Site-Specific Oxidation State Assignments of the Iron Atoms in the [4Fe:4S] 2+/1+/0 States of the Nitrogenase Fe-Protein

Abstract

The nitrogenase iron protein (Fe-protein) contains an unusual [4Fe:4S] iron-sulphur cluster that is stable in three oxidation states: 2+, 1+, and 0. Here, we use spatially resolved anomalous dispersion (SpReAD) refinement to determine oxidation assignments for the individual irons for each state. Additionally, we report the 1.13-Å resolution structure for the ADP bound Fe-protein, the highest resolution Fe-protein structure presently determined.
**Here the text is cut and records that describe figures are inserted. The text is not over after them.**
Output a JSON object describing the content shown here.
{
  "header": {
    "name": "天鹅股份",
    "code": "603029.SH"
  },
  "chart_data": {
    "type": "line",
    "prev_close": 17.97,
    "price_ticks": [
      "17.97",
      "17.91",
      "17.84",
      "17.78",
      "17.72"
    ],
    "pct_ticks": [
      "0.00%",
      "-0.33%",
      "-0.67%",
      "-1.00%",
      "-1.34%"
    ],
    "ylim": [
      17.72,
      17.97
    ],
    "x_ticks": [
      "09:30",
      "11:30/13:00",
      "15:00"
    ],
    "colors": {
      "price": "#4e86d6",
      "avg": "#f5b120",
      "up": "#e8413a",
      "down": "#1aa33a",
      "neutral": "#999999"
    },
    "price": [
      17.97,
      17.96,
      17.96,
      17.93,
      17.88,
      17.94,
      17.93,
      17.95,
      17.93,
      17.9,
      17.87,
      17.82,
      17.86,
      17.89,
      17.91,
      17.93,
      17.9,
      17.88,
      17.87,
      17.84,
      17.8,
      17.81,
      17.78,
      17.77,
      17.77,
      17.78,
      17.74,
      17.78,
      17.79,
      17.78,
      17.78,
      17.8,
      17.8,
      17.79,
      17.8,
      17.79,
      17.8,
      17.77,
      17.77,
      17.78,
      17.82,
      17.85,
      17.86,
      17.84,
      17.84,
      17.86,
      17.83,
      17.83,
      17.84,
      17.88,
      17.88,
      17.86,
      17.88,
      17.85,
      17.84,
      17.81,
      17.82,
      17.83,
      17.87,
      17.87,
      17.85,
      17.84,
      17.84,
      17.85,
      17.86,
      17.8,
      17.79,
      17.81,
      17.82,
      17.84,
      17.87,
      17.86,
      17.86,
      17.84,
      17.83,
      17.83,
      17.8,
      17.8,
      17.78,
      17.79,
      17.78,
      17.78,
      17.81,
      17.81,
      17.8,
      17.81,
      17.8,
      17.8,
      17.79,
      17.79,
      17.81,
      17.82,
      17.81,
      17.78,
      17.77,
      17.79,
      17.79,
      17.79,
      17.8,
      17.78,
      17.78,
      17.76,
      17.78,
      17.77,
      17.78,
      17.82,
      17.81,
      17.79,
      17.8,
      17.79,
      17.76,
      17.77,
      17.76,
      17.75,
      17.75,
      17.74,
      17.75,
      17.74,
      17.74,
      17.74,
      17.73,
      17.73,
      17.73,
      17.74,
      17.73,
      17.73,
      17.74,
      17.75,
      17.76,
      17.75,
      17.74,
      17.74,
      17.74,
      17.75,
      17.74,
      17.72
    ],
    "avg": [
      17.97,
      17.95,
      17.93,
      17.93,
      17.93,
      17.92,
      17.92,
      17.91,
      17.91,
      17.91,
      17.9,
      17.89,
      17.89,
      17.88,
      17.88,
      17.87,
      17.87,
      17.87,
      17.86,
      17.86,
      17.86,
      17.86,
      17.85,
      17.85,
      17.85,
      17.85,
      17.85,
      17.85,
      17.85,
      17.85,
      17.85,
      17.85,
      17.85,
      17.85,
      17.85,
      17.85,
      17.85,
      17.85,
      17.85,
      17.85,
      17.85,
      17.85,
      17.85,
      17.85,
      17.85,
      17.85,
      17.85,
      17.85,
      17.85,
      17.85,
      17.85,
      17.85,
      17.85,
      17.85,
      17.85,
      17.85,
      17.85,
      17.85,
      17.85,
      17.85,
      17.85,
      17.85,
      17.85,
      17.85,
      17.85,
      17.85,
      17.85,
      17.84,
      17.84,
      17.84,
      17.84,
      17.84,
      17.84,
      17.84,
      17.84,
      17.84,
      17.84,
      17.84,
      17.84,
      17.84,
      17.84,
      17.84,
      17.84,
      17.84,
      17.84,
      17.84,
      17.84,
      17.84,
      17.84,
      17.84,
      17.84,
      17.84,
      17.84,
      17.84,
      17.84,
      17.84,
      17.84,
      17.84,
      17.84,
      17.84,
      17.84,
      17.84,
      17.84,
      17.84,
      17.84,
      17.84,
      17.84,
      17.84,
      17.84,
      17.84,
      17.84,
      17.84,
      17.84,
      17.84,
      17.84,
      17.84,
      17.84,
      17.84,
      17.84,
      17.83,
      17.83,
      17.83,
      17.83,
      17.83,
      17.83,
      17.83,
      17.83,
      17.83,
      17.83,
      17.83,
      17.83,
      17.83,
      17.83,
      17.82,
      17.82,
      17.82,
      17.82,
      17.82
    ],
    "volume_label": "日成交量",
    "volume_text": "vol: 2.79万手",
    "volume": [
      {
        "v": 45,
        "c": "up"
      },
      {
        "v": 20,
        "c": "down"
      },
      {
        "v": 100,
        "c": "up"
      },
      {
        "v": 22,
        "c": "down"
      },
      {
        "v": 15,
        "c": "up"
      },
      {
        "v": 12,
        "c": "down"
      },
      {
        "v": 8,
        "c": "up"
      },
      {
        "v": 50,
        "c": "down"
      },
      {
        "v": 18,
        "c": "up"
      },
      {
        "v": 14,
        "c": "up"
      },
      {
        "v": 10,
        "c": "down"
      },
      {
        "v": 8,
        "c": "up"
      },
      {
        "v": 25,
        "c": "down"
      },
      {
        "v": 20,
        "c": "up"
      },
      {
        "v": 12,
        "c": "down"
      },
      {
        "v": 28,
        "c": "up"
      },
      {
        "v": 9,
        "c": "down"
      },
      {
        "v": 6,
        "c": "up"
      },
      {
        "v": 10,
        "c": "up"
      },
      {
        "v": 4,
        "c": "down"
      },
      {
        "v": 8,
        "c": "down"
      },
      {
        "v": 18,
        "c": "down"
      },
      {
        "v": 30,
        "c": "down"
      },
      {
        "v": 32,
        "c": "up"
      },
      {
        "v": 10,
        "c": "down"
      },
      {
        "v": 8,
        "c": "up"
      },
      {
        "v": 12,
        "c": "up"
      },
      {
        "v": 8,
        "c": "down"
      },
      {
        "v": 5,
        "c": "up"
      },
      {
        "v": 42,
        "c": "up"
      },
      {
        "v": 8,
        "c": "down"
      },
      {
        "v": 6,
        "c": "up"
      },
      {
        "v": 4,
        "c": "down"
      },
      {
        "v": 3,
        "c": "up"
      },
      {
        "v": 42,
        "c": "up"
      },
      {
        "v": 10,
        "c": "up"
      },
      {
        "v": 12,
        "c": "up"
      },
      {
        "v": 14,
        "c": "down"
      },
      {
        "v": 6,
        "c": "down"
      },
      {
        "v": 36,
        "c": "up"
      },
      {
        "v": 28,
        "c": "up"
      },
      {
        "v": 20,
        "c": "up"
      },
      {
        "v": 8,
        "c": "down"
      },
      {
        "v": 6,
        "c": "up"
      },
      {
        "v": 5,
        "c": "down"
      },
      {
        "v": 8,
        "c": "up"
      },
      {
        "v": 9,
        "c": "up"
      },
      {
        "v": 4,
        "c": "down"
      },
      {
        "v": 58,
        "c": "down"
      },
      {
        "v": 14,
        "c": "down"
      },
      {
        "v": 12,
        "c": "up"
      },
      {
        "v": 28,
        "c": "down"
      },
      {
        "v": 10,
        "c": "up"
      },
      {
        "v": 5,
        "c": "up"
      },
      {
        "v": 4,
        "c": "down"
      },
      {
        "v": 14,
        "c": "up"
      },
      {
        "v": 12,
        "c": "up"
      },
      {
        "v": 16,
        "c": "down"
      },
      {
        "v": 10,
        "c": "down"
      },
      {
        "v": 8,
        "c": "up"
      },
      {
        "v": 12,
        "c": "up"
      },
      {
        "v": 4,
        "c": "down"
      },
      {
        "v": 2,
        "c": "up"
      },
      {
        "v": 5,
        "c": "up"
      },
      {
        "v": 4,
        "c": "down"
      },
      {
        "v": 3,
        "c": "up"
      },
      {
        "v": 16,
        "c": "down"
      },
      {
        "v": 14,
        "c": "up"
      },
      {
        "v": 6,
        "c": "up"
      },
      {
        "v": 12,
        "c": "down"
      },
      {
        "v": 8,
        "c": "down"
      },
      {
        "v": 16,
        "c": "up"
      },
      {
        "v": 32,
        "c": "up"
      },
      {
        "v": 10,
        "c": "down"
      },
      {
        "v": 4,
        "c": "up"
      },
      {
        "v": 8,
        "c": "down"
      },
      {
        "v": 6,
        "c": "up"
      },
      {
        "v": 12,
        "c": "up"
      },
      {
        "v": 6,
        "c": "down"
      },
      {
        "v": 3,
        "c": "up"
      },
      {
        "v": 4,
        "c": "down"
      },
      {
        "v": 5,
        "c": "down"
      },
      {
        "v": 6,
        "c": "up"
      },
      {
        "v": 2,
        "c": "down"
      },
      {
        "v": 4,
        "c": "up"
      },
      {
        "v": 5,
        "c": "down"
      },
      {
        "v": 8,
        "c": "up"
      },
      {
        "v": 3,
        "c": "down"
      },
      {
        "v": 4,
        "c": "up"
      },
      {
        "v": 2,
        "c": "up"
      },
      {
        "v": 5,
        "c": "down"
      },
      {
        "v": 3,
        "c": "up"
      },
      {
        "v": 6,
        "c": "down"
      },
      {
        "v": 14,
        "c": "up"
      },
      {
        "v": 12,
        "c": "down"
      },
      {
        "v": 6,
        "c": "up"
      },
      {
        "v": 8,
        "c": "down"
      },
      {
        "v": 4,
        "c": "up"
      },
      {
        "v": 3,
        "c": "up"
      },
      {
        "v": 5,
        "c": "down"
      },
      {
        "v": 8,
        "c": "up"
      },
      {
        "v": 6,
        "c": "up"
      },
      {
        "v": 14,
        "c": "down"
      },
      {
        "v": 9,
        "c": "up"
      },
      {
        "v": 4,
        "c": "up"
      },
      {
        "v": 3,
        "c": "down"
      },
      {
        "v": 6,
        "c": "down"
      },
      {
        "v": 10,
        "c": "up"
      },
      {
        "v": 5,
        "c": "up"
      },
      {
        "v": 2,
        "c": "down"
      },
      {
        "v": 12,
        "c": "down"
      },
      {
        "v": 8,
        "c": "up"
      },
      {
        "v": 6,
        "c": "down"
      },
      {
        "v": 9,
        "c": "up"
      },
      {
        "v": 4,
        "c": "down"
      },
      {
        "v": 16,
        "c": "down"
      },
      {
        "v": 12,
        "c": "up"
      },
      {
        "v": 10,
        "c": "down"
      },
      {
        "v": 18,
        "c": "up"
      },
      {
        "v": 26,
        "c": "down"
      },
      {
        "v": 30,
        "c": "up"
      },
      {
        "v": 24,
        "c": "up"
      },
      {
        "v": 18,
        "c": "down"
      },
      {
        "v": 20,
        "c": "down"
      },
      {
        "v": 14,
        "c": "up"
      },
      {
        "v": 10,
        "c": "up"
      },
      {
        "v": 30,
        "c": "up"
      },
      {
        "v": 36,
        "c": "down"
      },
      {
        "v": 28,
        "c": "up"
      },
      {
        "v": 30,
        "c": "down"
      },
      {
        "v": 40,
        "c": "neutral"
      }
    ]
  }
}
In the dithionite-reduced [4Fe:4S] 1+ state, our analysis identifies a solvent exposed, delocalized Fe 2.5+ pair and a buried Fe 2+ pair. We propose that ATP binding by the Fe-protein promotes an internal redox rearrangement such that the solvent-exposed Fe pair becomes reduced, thereby facilitating electron transfer to the nitrogenase molybdenum iron-protein. In the [4Fe:4S] 0 and [4Fe:4S] 2+ states, the SpReAD analysis supports oxidation states assignments for all irons in these clusters of Fe 2+ and valence delocalized Fe 2.5+ , respectively.